In breve, sono stata così tanto assente per diversi motivi, il primo è stato l'inizio del nuovo semestre universitario; credetemi che tornare a casa tutti i giorni alle otto, ti fa passare perfino la voglia di leggere le etichette dei detersivi quando sei al bagno; il secondo motivo è stato l'arrivo di un fidanzato fantastico che ha pensato bene di stravolgere la mia routine dedicandomi amore, tempo e cibo. Quindi capitemi se, in questi mesi intensi, ho avuto la testa completamente altrove che nemmeno il Dottor Manhattan (non che di solito non ce l'abbia, quindi pensate un po' voi...).
Tuttavia, ciò non ha di certo spento la mia passione per la scrittura e per il cinema, quindi, appena arrivate le vacanze natalizie, ho pensato bene di tornare su questi schermi.

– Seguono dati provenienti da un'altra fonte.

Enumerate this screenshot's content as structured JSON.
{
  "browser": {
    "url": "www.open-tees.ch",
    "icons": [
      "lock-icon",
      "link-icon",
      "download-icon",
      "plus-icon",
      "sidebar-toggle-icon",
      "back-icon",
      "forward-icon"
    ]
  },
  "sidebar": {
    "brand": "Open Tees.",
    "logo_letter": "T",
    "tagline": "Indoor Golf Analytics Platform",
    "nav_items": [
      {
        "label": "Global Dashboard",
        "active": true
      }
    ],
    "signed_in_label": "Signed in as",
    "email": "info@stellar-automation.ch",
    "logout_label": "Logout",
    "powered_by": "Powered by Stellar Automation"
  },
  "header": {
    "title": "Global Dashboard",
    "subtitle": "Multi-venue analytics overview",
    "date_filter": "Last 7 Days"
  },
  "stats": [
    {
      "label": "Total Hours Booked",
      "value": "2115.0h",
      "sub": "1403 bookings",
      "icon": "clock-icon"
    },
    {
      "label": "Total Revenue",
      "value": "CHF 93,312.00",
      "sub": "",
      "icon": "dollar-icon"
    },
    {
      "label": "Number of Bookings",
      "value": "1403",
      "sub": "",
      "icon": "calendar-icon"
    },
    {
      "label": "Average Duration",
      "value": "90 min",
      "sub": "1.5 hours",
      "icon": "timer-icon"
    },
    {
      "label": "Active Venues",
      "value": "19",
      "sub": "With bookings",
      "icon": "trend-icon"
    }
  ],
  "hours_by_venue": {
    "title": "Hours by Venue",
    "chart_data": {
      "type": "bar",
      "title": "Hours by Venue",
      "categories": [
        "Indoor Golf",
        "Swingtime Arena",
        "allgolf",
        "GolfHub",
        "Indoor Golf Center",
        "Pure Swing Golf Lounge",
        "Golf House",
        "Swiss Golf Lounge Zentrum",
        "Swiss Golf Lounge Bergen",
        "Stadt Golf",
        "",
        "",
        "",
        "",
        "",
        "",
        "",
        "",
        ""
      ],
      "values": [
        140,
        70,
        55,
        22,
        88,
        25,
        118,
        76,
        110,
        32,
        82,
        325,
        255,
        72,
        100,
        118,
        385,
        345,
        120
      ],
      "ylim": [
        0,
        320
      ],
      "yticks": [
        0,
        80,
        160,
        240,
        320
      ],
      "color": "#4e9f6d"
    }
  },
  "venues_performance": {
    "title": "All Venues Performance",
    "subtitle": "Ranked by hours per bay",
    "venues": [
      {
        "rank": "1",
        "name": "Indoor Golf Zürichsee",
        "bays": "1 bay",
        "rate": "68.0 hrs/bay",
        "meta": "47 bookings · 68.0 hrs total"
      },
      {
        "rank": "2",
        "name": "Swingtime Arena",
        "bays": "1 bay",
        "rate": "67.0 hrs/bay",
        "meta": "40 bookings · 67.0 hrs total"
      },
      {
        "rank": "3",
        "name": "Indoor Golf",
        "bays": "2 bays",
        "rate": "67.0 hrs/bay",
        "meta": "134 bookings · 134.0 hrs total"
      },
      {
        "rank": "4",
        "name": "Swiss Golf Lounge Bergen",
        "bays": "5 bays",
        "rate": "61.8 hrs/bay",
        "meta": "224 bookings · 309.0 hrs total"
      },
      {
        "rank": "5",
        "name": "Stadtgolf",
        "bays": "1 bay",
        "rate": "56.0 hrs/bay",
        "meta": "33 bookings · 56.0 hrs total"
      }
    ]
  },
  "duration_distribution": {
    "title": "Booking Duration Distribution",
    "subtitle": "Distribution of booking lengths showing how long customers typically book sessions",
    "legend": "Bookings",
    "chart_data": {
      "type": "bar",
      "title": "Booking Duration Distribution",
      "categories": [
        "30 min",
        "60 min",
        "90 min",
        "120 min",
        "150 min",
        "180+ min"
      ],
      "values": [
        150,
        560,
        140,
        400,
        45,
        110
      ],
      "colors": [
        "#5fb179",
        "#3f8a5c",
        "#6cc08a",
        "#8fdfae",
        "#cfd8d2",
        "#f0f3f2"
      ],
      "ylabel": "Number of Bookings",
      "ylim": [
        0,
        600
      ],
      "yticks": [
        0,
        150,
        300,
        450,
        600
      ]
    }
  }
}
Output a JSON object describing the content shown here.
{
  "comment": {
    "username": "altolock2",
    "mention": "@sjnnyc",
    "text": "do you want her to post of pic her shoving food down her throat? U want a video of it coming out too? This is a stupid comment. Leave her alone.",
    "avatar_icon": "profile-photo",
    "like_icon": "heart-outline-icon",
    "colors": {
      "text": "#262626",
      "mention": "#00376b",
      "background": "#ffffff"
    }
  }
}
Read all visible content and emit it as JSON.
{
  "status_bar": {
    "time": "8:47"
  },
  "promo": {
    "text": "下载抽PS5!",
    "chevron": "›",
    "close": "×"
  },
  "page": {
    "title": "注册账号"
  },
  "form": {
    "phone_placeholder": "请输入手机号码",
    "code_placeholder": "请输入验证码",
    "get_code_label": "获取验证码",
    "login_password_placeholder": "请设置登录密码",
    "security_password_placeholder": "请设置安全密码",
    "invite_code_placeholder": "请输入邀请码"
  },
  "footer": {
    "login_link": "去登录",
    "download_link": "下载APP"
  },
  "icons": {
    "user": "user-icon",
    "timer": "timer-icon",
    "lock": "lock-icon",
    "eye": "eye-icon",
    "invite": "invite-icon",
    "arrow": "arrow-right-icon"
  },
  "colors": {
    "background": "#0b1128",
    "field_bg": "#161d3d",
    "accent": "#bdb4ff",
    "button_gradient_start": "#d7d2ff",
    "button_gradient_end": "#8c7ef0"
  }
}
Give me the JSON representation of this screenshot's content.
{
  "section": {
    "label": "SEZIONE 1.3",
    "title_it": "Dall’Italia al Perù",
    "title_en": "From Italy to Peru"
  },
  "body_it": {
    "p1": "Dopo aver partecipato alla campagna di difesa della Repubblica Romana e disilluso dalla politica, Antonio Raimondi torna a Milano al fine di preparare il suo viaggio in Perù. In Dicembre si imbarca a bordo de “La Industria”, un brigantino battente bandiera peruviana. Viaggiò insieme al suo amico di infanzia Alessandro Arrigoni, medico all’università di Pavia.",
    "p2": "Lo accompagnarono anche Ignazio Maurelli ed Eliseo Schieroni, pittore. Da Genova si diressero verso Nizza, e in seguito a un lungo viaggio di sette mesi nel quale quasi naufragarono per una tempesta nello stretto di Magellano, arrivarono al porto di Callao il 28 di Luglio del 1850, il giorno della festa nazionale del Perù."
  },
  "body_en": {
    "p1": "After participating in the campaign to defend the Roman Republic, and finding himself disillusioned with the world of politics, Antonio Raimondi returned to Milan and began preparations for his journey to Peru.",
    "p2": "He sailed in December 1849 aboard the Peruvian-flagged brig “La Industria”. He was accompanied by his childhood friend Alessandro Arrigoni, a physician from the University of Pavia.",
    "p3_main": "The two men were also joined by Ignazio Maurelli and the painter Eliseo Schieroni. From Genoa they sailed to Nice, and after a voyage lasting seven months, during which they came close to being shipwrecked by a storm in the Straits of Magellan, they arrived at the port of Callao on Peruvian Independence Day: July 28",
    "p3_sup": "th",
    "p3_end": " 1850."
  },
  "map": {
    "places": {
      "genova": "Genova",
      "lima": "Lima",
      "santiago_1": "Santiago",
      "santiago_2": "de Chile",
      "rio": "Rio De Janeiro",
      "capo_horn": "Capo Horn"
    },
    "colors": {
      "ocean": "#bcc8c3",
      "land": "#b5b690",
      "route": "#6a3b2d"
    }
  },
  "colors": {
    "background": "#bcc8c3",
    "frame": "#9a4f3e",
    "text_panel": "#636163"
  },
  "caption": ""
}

Il film di cui voglio parlare oggi, è l'ultimo film d'animazione targato Pixar, uscito nelle sale il mese scorso: Il Viaggio di Arlo.
Ammetto di essere andata al cinema con non poche apprensioni (e col mio ragazzo ahah), dal momento che solo due mesi prima, la Pixar ci aveva già regalato un altro prezioso gioiellino (Inside Out), per non parlare di tutti i commenti poco convinti di chi era già andato a vederlo. Ma come avrei potuto non correre al cinema?! Il trailer mi aveva stregato e poi, da amante dei dinosauri quale sono, ero troppo entusiasta all'idea di un film d'animazione con loro come protagonisti!
Inizio subito dicendo che questa pellicola non ha deluso assolutamente le mie aspettative, anzi, mi sono stupita che gli autori fossero riusciti a ideare un altro piccolo capolavoro in così poco tempo. Non è mia intenzione paragonare "Il Viaggio di Arlo" ad "Inside Out", perché sono due film e due storie completamente diverse, quindi evito subito di fare confronti dovendo essere costretta per forza a decidere quale dei due sia migliore o peggiore.
"Il Viaggio di Arlo" ha una trama molto semplice, si vede che il target mira ad un pubblico molto più giovane rispetto ad "Inside Out", tuttavia non manca (come al solito) di essere pregno di grande profondità e carica emozionale. La storia è incentrata sulla voglia del protagonista (Arlo) di riscattare la propria condizione di mediocrità e di codardia che l'ha sempre caratterizzato fin dalla nascita; Arlo ha avuto persino paura di uscire dall'uovo in cui si trovava, a differenza degli altri sui fratelli che hanno sempre dimostrato di saper affrontare il mondo senza alcun timore. È per questo motivo che spesso il piccolo dinosauro viene preso in giro, dato che ha persino paura di affrontare un gruppo di galline (come dargli torto?!); sarà solo dopo un tragico episodio e la conoscenza, divenuta poi amicizia, con un bambino nemico/amico, che Arlo imparerà ad affrontare il mondo esterno dal quale si era sempre voluto proteggere. Un viaggio, come il titolo ci richiama alla mente, caratterizzato da una crescita interiore, non solo per il superamento delle fobie del protagonista, ma una crescita intesa anche come apertura verso il mondo stesso, come ci dimostra l'amicizia tra lui e Spot, apparentemente diversissimi, ma uguali allo stesso tempo. Segnati entrambi da un dolore incolmabile come la perdita dei genitori. Interessante notare come tra i due ci sia un dialogo non fondato sulla comprensione reciproca del linguaggio, ma caratterizzato da una comunicazione prettamente gestuale o indiretta. Una scelta stilistica che ho apprezzato tantissimo (mi ha richiamato alla mente "Tarzan", film Disney focalizzato interamente sul concetto di diversità e su un dialogo quasi inesistente ma comprensibile al tempo stesso).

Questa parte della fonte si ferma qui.